- le  
Interview 2016 : Benoit Grison pour Du Yéti au Calmar géant
Commenter

Interview 2016 : Benoit Grison pour Du Yéti au Calmar géant

Actusf : Bonjour Benoit Grison, pourriez-vous vous présenter et nous parler de votre parcours scientifique ?
 
Je suis enseignant-chercheur à l’UFR Collegium Sciences & Techniques de l’Université d’Orléans. Durant ma formation, j’ai suivi plusieurs cursus universitaires, étudiant la biologie animale et la psychophysiologie, ainsi que la sociologie des sciences. D’une certaine manière, cette double formation, en sciences de la vie et en sciences sociales, me prédisposait à m’intéresser à la question de la véracité zoologique de certains savoirs populaires, « exotiques » ou non.
 
 
 
 
Actusf : Comment avez-vous découvert la cryptozoologie et qu'est-ce qui vous a attiré de prime abord en elle ? Pouvez-vous nous parler de Bernard Heuvelmans, le père de la cryptozoologie ?
 
A 13 ans, je m'intéressais déjà beaucoup à la zoologie, la paléontologie et aussi à l'ethnologie. Quand j'ai été amené alors à lire les ouvrages d’Heuvelmans, ce fut le « déclic » : je me consacrerai aux sciences naturelles, à l'anthropologie... et à l'étude des animaux ignorés (rires) !...
J'ai d'abord découvert Heuvelmans à travers plusieurs articles du naturaliste Jean-Jacques Barloy, devenu bientôt un ami, et par Dans le Sillage des Monstres marins : le kraken & le poulpe colossal, un livre fascinant. Ensuite, j’ai fait la connaissance de Bernard Heuvelmans lui-même, quand j’avais la vingtaine : c’était un excellent biologiste, et surtout un homme brillant, à la tournure d’esprit interdisciplinaire. Peu importe que l’on soit d’accord avec lui sur tout, ou non, mais ce mélange de rigueur scientifique et d’audace intellectuelle en faisait un chercheur charismatique.
 
Avec le temps, il m’est apparu clairement que la cryptozoologie constitue une forme d’ « ethnozoologie », à la croisée de l’inventaire de la biodiversité – chaque année, l’on découvre des milliers d’espèces – et de l’étude de l’imaginaire humain.
 
 
 
 
Actusf : D'où vous est venue l'idée de faire un essai complet sur l'apport de la cryptozoologie, son histoire, ses erreurs, ses découvertes ? Combien de temps cela vous a-t-il pris pour l'écrire ? Comment s'est passé le contact avec votre maison d'édition ?
 
En langue française, il n’existait plus de panorama d’ensemble du champ cryptozoologique en un volume, mobilisant différents outils d’analyse scientifiques. Je me suis donc attelé à la rédaction d’un tel ouvrage. J’avais entamé ce travail depuis quelque temps quand un ami m’a appris que l’éditeur de sciences naturelles Delachaux & Niestlé souhaitait éditer un livre de ce type. J’ai donc pris contact avec eux. Au total, l’écriture de Du Yéti au Calmar géant m’a pris 1 an et demi.
 
 
 
Actusf : Il y a deux types de cryptozoologie, celle qui s'intéresse à des espèces "cachées" ou disparues et qui aboutit parfois à des découvertes scientifiques étonnantes, et celle qui se nourrit de mythes, de contes et légendes, si ce n'est pas de théorie du complot et de forfaitures en tout genre. Pouvez-vous nous en dire plus sur cet aspect du genre ?
 
Il est clair que la cryptozoologie que je défends est celle des naturalistes, une forme de « scepticisme ouvert » qui se donne les moyens d’analyser de façon rationnelle les témoignages relatifs à des animaux supposés inconnus.
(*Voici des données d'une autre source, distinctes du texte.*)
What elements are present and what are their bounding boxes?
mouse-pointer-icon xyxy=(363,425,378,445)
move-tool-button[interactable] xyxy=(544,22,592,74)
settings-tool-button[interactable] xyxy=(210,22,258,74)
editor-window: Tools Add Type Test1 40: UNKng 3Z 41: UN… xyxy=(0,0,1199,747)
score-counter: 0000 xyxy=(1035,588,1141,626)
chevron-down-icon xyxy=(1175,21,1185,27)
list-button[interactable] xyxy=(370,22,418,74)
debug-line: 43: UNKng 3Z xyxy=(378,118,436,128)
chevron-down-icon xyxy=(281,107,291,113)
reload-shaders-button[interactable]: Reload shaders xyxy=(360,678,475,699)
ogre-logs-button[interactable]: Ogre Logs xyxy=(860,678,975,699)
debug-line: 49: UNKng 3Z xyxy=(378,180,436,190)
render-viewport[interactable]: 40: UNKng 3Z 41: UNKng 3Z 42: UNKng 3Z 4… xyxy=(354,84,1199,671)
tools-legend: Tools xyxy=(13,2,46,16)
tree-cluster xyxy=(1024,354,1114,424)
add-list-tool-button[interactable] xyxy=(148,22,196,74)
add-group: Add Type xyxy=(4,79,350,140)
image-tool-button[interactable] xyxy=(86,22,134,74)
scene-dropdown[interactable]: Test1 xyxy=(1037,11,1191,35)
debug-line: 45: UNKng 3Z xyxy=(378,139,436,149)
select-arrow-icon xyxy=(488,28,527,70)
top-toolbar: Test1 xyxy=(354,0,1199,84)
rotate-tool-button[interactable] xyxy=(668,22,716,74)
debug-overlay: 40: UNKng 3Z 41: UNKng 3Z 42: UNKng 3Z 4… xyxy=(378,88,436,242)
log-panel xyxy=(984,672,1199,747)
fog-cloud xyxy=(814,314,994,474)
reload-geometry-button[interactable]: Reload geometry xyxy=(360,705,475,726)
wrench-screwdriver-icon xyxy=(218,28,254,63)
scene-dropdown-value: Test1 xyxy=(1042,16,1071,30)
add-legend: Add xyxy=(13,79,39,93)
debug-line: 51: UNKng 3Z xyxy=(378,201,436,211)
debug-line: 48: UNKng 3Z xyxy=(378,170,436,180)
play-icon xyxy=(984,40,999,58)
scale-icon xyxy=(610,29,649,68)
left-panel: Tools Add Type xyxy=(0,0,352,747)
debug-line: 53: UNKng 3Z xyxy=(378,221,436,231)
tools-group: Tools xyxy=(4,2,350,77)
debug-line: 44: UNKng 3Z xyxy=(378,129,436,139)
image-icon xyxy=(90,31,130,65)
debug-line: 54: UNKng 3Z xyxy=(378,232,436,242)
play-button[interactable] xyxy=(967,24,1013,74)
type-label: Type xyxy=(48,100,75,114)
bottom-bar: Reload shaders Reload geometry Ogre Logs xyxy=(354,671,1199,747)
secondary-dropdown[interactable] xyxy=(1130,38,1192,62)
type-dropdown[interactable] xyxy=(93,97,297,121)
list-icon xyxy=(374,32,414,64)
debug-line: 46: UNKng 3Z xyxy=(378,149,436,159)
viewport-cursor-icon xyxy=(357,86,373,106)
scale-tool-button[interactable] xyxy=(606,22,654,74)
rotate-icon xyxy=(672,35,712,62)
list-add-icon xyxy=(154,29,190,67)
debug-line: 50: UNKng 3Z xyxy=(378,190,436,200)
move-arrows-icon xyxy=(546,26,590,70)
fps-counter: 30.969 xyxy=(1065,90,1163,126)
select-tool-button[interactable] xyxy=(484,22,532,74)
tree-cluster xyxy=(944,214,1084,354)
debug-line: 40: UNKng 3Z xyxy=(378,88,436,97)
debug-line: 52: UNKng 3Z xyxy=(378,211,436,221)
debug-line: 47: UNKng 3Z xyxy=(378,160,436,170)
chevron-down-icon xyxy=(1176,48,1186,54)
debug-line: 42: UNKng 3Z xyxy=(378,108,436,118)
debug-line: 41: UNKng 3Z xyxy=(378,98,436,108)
Celle des « true believers », qui s’abreuve de rumeurs et des informations les plus invraisemblables, abdiquant tout esprit critique, ne m’intéresse pas – même si elle est partie prenante d’un certain imaginaire contemporain, très présent sur le Web.
 
 
 
Actusf : Votre (beau) livre est avant tout un essai scientifique s'intéressant à l'apport de la cryptozoologie à la science, mais également un formidable documentaire où vous analysez et démythifiez avec talent et rigueur bon nombre de mythes appartenant à la cryptozoologie, que ce soit Nessie, le Bigfoot, le Yéti ou le Tigre de Tasmanie. Derrière ces créatures fantastiques qui ont fascinés tout au long des siècles, n'y a-t-il pas, chez l'homme, l'envie de croire que tout n'a pas encore été découvert et expliqué ? 
 
Bien sûr, l’inconnu nous fascine tous. Mais tout n’est pas que fantasmes en la matière : chaque année, l’on découvre des dizaines de nouvelles espèces de vertébrés ! Au début des années 1990, le Saola, sorte d’intermédiaire zoologique entre la chèvre et l’antilope, a bel et bien été débusqué au Nord-Vietnam.
 
 
 
Actusf : Quelle est l'histoire qui vous a le plus fasciné ? La créature que vous rêveriez de voir ?
 
Je citerais ici deux dossiers cryptozoologiques parmi mes favoris : celui de l’Orang pendek, grand singe énigmatique qui vivrait dans la sylve indonésienne, et le cas débattu d’une grande loutre marine sur la côte de Guinée…
 
 
 
Actusf : L’océan semble receler bon nombre de "créatures" étonnantes, le prochain champ d'études de la cryptozoologie n'est-il pas là ?
 
Il est certain que la mer recèle un potentiel de biodiversité ignorée incroyable : l’on estime qu’au moins un tiers des espèces marines sont encore inconnues de la Science, et les fonds océaniques sont moins bien cartographiés que la surface de la lune… Dans le domaine de la faune marine, il faut s’attendre à l’inattendu !
 
 
 
Actusf : Pourriez-vous nous parler de vos travaux en cours, et de ce que vous souhaitez étudier dans les années à venir ? 
 
Je m’intéresse de plus en plus à l’évaluation et l’appropriation éventuelle des « ethnosavoirs », des connaissances traditionnelles possédées par des groupes humains, par la Science. Par ailleurs, j’ai un projet d’ouvrage sur les découvertes récentes des neurosciences concernant la proximité cognitive et émotionnelle de l’Homme et du reste du monde animal.
 
 
 
Actusf : Le mot de la fin vous appartient.
 
L’imagination humaine est fertile, mais l’inventivité de la nature la surpasse fréquemment.
 
 

à lire aussi

Genres / Mots-clés

Partager cet article

Qu'en pensez-vous ?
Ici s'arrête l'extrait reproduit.